On a quick look pass, this looks sane, and nests many-to-one sets of data
within the parent record.
A few things to think about:
* A double in mySQL will be a double in Avro, not a long.
* Each field that can be null in the database should be a union of null
and the field type. For example, if a schema was
//pseudo syntax
CREATE TABLE "Foo" (
id int primary_key,
product_id int not null,
message varchar[100])
-----
then the record would need three fields -- the first two are integers that
are not nullable, and the last one is a string that may be null:
{"type":"record",
"name":"Foo",
"fields":{
"id":"int",
"product_id":"int",
"message":[null, "string"]
}
}
-Scott
On 11/24/12 5:23 AM, "Bart Verwilst" <[email protected]> wrote:
>Hello!
>
>I'm currently writing an importer to import our MySQL data into hadoop
>( as Avro files ).

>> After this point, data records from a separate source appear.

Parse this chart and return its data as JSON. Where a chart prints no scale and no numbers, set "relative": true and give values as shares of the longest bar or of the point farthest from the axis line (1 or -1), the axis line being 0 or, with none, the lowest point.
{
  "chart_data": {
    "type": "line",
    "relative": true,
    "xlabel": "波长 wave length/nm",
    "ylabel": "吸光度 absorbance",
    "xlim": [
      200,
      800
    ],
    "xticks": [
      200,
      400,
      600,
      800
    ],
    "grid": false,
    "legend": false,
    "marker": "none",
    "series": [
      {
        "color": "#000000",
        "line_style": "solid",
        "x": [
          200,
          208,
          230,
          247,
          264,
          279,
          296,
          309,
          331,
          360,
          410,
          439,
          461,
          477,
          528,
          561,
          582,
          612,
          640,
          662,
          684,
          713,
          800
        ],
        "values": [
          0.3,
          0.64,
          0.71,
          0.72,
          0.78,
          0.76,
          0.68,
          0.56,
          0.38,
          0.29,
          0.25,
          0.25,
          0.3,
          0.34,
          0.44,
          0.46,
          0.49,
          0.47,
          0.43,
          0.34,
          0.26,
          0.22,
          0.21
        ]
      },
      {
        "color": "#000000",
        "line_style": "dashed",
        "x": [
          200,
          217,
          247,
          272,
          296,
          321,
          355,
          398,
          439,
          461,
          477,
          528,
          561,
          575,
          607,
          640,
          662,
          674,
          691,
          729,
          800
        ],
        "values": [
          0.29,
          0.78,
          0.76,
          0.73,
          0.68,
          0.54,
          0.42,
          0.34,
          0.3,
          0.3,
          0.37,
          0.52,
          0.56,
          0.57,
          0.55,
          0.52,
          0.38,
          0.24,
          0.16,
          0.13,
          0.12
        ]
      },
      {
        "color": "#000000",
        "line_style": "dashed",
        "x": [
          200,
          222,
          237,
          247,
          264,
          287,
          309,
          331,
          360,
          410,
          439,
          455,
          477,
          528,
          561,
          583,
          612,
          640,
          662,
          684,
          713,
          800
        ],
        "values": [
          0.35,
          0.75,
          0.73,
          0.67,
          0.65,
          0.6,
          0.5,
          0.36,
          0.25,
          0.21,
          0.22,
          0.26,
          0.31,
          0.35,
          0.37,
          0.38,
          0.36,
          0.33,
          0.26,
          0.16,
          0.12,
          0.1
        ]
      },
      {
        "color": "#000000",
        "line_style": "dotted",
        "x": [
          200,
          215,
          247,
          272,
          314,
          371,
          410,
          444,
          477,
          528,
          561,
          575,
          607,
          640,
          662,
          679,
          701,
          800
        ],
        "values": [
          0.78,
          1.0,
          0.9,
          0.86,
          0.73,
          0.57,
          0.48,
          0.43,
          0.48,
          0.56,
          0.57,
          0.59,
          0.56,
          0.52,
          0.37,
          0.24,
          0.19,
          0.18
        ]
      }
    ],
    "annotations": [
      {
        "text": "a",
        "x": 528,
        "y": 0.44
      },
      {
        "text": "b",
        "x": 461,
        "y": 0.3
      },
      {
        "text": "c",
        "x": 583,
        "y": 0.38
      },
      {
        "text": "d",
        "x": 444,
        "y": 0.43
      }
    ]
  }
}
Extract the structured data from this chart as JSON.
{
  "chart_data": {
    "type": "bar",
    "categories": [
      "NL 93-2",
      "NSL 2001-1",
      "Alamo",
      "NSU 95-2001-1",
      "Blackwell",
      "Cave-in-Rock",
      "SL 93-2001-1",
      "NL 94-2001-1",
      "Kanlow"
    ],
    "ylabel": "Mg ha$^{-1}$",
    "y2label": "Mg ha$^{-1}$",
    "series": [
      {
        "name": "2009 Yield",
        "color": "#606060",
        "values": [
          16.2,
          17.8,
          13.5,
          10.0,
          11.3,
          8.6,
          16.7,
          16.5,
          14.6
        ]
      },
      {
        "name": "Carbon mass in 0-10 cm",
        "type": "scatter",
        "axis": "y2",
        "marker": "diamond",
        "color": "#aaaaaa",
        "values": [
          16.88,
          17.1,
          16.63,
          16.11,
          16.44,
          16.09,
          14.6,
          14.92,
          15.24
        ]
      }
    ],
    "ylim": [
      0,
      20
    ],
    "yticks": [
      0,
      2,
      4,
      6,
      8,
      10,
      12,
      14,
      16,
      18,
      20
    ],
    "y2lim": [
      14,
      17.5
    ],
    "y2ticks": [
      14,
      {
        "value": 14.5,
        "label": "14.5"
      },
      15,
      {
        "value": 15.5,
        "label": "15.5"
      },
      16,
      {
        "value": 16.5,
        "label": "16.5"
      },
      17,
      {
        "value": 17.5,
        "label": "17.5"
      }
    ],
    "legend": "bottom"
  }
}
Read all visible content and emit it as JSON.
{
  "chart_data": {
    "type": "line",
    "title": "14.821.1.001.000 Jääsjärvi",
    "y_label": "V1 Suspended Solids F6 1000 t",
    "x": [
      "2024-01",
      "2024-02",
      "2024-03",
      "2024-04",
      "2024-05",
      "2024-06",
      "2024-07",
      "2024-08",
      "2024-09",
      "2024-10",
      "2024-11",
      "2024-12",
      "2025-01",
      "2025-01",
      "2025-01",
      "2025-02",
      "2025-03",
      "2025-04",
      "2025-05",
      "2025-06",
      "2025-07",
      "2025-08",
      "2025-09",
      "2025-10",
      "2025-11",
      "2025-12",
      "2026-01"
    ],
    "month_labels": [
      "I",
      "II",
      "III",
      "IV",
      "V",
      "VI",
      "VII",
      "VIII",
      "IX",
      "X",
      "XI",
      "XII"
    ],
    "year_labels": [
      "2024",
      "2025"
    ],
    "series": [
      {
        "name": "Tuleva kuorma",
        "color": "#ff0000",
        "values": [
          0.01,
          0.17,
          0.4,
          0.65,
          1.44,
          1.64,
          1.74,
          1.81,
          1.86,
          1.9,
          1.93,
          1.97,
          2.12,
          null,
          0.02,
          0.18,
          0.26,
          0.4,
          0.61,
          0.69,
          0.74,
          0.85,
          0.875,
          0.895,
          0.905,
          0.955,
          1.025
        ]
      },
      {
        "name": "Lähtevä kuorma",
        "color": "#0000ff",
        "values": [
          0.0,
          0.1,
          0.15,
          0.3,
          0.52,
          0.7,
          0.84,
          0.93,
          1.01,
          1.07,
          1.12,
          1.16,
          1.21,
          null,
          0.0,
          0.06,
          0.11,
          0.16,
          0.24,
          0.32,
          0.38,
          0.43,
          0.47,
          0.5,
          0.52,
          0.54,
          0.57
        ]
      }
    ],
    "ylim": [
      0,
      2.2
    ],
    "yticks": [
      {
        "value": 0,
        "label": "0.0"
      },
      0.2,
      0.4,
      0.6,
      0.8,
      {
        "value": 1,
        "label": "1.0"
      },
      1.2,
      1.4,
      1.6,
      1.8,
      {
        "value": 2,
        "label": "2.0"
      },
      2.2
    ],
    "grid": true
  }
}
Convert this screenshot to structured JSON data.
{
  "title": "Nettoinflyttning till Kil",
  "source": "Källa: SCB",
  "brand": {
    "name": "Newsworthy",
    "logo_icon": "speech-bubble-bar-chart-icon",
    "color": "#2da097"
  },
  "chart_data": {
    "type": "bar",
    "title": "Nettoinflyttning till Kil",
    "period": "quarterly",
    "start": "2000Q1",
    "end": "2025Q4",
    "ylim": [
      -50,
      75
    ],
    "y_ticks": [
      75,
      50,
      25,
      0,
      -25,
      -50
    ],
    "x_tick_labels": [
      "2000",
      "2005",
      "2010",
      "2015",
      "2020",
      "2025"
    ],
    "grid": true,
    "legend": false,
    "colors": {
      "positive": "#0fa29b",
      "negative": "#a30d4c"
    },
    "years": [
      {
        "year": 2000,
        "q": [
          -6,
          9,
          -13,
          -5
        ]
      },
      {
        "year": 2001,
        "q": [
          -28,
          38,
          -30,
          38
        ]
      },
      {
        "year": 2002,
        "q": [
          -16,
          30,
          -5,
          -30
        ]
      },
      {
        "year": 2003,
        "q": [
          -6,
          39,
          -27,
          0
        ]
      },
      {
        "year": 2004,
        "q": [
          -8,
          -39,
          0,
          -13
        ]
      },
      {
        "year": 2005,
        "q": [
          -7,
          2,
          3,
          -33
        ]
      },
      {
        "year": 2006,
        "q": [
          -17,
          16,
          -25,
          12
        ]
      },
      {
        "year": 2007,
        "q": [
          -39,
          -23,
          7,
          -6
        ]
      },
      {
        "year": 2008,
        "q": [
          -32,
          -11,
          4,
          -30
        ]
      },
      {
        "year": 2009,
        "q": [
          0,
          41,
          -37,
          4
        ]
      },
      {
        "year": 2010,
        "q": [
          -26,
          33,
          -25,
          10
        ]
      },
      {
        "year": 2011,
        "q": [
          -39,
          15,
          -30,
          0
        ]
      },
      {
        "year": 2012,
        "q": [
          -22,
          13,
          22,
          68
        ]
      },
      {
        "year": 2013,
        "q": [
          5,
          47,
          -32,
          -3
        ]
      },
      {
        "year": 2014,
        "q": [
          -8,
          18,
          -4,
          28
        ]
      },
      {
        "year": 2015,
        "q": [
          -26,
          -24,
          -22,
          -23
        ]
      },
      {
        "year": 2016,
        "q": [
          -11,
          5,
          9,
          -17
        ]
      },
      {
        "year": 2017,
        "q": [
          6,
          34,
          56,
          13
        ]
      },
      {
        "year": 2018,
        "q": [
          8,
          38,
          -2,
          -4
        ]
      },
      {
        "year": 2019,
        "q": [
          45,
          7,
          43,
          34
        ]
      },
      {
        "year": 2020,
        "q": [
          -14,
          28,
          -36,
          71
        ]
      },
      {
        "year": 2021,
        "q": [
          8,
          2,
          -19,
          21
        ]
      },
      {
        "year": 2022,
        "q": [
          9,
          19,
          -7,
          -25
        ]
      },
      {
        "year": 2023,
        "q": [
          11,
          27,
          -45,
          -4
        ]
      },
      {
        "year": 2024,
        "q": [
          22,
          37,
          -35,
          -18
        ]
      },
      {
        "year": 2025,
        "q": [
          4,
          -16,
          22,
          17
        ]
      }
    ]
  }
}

Attached you can find the schema i'm converting to
>Avro, along with the corresponding Avro schema i would like to use for
>my imported data. I was wondering if you guys could go over the schema
>and determine if this is sane/optimal, and if not, how i should improve
>it.
>
>As a sidenote, i converted bigints to long, and had 1 occurrence of
>double, which i also converted to long in the avro, not sure if that's
>the correct type?
>
>Thanks in advance for your expert opinions! ;)
>
>Kind regards,
>
>Bart